Encouraged by the success, women eventually opened a museum of another ancient delicacy - the museum of the roll. It turned out that this is a very profitable strategy - to sell that part of Russian history that tourists can taste, as they say, taste (and take with them as a gift). The entrepreneurs have relied on the reproduction of traditional historical technologies in traditional interiors. Most importantly, brands that have a historical connection with the city (albeit almost forgotten) have been restored.
Of course, it was not without the help of the city authorities. They actively popularized Kolomna marshmallow, treating it to guests of most official events, and helped with sites for museums. At the same time, the city was being repaired and rebuilt, infrastructure and public spaces were improved. Work was underway to restore the Kolomna Kremlin. Closeness to Moscow played a big role - Kolomna has become one of the most attractive destinations for "one day" travel from the capital. The confusion also helped with the main competitor - Belev of the Tula region is still only trying to rebuild a similar tasty brand and at some point got bogged down in the internal proceedings of the marshmallow manufacturers.
Today, the tourist flow to Kolomna is about 1.3 million people a year. For 10 years, it has grown more than 5 times. The tourist flow (about 1.5 million people a year) is only slightly higher in Sergiev-Posad near Moscow, and this is a city included in the "Golden Ring", as well as the country's largest center of pilgrim tourism. Pilgrims are known to be a much more stable audience, requiring less effort in terms of marketing and branding, as proximity to the shrine and, to a lesser extent, other infrastructure are important to them. Therefore, the success of Kolomna, along with Myshkin, is one of the best examples of work in the tourist promotion of cities.
Suzdal - a secret city or a cucumber?
Suzdal is the main tourist "small" city in Russia. It acquired its current status back in the Soviet years, when it became the capital of the Golden Ring. Suzdal is an open-air museum, one of the rare cities where an integral ensemble of medieval architecture has been preserved.
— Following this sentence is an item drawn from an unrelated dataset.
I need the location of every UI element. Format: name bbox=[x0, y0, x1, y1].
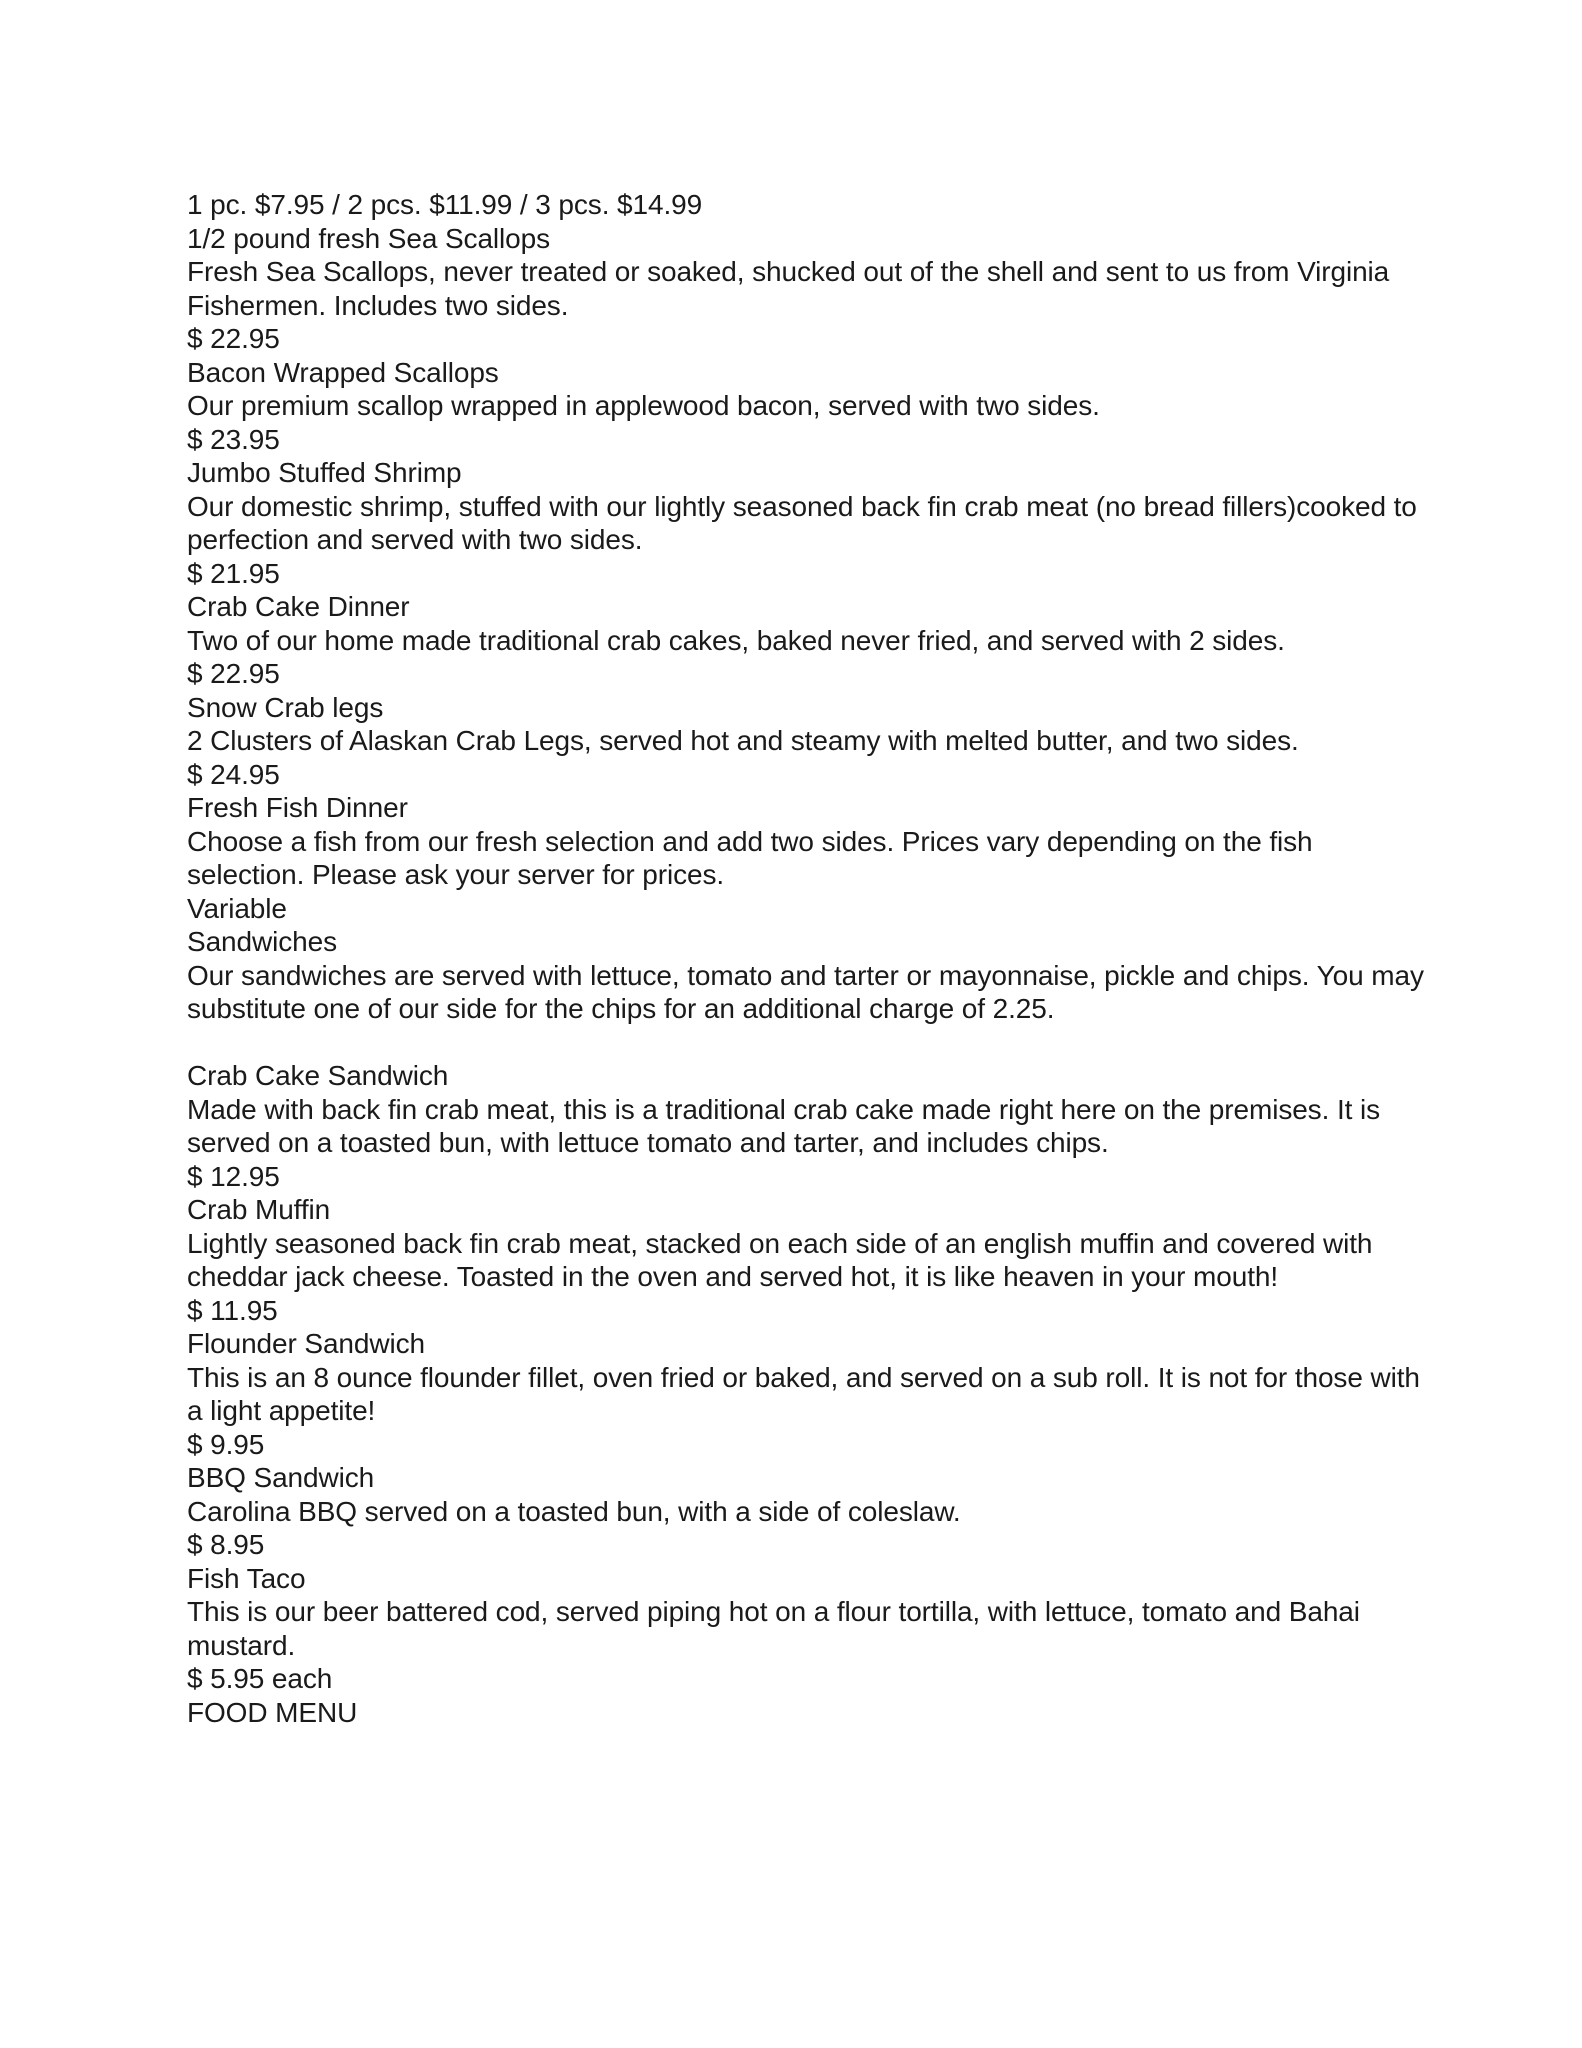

In 2000, the city launched the annual Suzdal Cucumber festival. The city began to be associated with cucumbers in the late Soviet period. The people of Suzdal massively cultivated cucumbers for sale in plastic greenhouses, put them in the trunk of cars and transported them to the nearest cities, including Moscow, for sale. For a season or two, it was possible to recoup the cost of the car.
The problem of Suzdal is that the city has historically had many associations and none of them was dominant. It is ancient architecture, medieval temples, cucumber, and the capital of tourism and small towns.
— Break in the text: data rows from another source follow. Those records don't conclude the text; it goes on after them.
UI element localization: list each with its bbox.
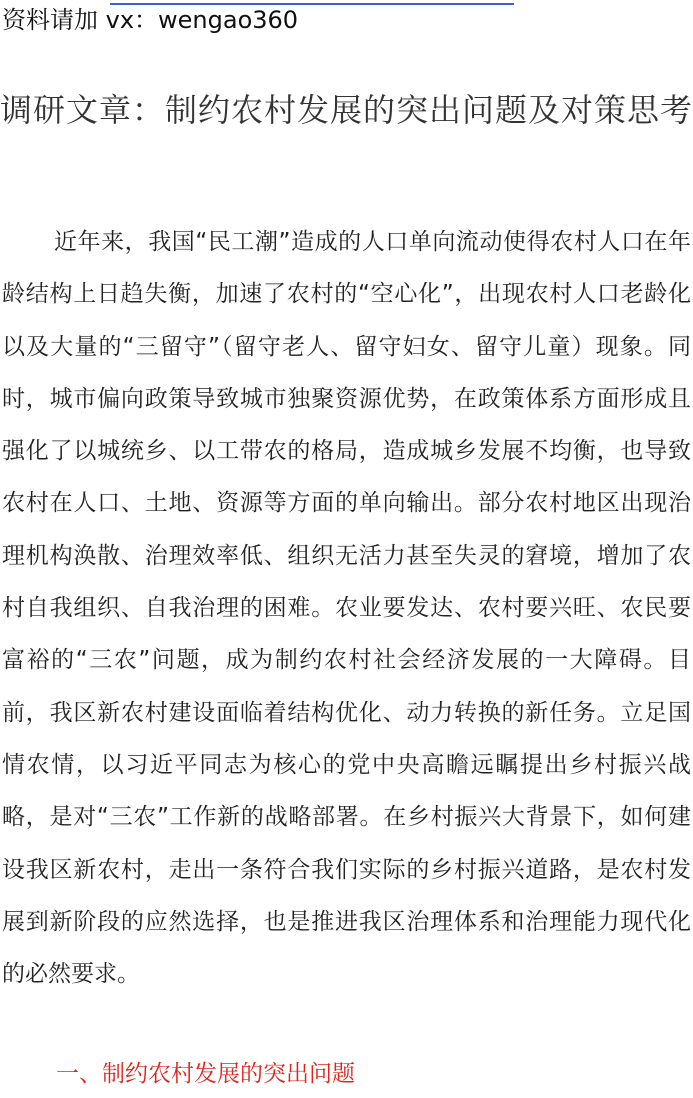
section-heading: 一、制约农村发展的突出问题 — [56, 1061, 355, 1087]
contact-note: 资料请加 vx：wengao360 — [2, 6, 299, 34]
article-paragraph: 近年来，我国“民工潮”造成的人口单向流动使得农村人口在年龄结构上日趋失衡，加速了农村的“空心化”，出现农村人口老龄化以及大量的“三留守”（留守老人、留守妇女、留守儿童）现象。同时，城市偏向政策导致城市独聚资源优势，在政策体系方面形成且强化了以城统乡、以工带农的格局，造成城乡发展不均衡，也导致农村在人口、土地、资源等方面的单向输出。部分农村地区出现治理机构涣散、治理效率低、组织无活力甚至失灵的窘境，增加了农村自我组织、自我治理的困难。农业要发达、农村要兴旺、农民要富裕的“三农”问题，成为制约农村社会经济发展的一大障碍。目前，我区新农村建设面临着结构优化、动力转换的新任务。立足国情农情，以习近平同志为核心的党中央高瞻远瞩提出乡村振兴战略，是对“三农”工作新的战略部署。在乡村振兴大背景下，如何建设我区新农村，走出一条符合我们实际的乡村振兴道路，是农村发展到新阶段的应然选择，也是推进我区治理体系和治理能力现代化的必然要求。 — [2, 229, 691, 988]
article-title: 调研文章：制约农村发展的突出问题及对策思考 — [0, 91, 693, 129]
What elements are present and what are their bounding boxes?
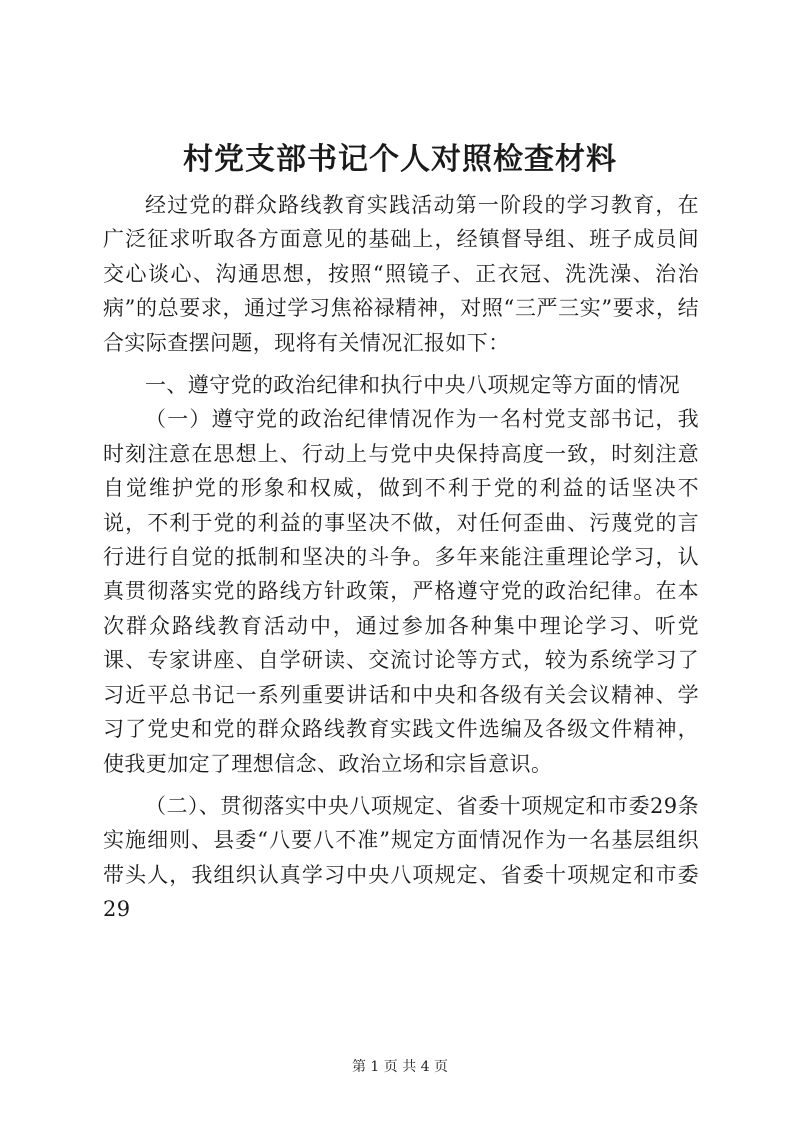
section-heading: 一、遵守党的政治纪律和执行中央八项规定等方面的情况 — [145, 373, 680, 398]
page-number-footer: 第 1 页 共 4 页 — [351, 1059, 449, 1075]
paragraph-section-1: （一）遵守党的政治纪律情况作为一名村党支部书记，我时刻注意在思想上、行动上与党中央保持高度一致，时刻注意自觉维护党的形象和权威，做到不利于党的利益的话坚决不说，不利于党的利益的事坚决不做，对任何歪曲、污蔑党的言行进行自觉的抵制和坚决的斗争。多年来能注重理论学习，认真贯彻落实党的路线方针政策，严格遵守党的政治纪律。在本次群众路线教育活动中，通过参加各种集中理论学习、听党课、专家讲座、自学研读、交流讨论等方式，较为系统学习了习近平总书记一系列重要讲话和中央和各级有关会议精神、学习了党史和党的群众路线教育实践文件选编及各级文件精神，使我更加定了理想信念、政治立场和宗旨意识。 — [103, 407, 699, 776]
document-body — [103, 188, 699, 927]
paragraph-intro: 经过党的群众路线教育实践活动第一阶段的学习教育，在广泛征求听取各方面意见的基础上，经镇督导组、班子成员间交心谈心、沟通思想，按照“照镜子、正衣冠、洗洗澡、治治病”的总要求，通过学习焦裕禄精神，对照“三严三实”要求，结合实际查摆问题，现将有关情况汇报如下： — [103, 193, 699, 355]
paragraph-section-2: （二）、贯彻落实中央八项规定、省委十项规定和市委29条实施细则、县委“八要八不准”规定方面情况作为一名基层组织带头人，我组织认真学习中央八项规定、省委十项规定和市委29 — [103, 793, 699, 922]
document-title: 村党支部书记个人对照检查材料 — [183, 142, 617, 177]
Associations associated with the city arose spontaneously and sometimes not always successful. In the 2010s, local authorities and representatives of the tourism business realized that tourists associate the city with expensive hotels and is not suitable for budget tourism. To change the situation, the "Suzdal Sacred" brand was developed. It is based on ancient Russian ligature and keys, designed to emphasize a large number of ancient secrets that a tourist has to unravel. The individuality for the city is complex, but, as the creators assure, the reason is the large number of associations associated with Suzdal.
Objectively speaking, all previous branding efforts have not yet yielded a significant effect - marketing campaigns have neither led to an increase in the number of tourists, nor to their reduction. However, the city remains one of the most popular tourist destinations in the country.